Cet amendement vise à dispenser les jeunes de moins de 18 ans du passe sanitaire.
Comme cela a été dit, depuis le début de la crise sanitaire, la santé mentale des jeunes se détériore très vite. Ce constat vaut pour les étudiants, bien sûr, mais aussi pour les adolescents. Les données de Santé publique France révèlent en effet une forte dégradation de la santé mentale des adolescents, notamment l’essor de signes d’anxiété et de dépression.
De même, les données de surveillance du réseau Oscour montrent une augmentation des passages aux urgences pour troubles dépressifs et pour gestes suicidaires. Les enfants, plus particulièrement, ont souffert de l’impossibilité de sortir et de la perte de leurs liens sociaux.
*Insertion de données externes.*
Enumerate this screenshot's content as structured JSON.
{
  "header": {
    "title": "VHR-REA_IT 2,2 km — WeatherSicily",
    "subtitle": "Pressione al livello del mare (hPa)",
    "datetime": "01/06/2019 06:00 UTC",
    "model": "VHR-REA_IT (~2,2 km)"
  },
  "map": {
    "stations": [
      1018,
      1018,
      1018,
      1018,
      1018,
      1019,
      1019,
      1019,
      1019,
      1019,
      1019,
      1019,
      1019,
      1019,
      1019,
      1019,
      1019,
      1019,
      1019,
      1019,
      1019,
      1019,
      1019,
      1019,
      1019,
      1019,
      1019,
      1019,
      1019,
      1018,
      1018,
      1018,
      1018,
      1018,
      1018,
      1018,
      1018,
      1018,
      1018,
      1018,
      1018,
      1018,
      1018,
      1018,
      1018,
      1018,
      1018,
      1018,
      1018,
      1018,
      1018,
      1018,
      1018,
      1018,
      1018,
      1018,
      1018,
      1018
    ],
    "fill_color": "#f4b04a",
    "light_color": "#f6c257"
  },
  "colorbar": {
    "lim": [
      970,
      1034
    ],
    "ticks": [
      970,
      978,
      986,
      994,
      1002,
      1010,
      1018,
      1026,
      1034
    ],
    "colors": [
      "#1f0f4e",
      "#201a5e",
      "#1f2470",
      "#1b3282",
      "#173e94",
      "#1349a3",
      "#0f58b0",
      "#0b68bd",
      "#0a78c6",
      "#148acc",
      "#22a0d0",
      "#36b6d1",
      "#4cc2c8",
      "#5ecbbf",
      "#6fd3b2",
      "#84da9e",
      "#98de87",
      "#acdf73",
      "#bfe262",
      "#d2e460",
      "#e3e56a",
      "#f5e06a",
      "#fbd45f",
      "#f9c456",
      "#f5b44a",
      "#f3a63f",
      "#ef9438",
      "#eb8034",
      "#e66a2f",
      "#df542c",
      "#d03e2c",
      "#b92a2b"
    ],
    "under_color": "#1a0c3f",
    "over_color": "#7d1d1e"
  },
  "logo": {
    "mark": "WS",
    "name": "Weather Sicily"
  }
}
L’instauration du passe sanitaire pour cette classe d’âge limitera forcément, et de manière draconienne, leur accès aux loisirs, à la culture et leurs sorties, autant d’activités pourtant essentielles à leur développement et à leur santé sociale et mentale.
Vous le savez, comme dans toutes les classes d’âge, ce phénomène touchera bien davantage les publics les plus défavorisés. C’est la raison principale pour laquelle nous avons déposé cet amendement.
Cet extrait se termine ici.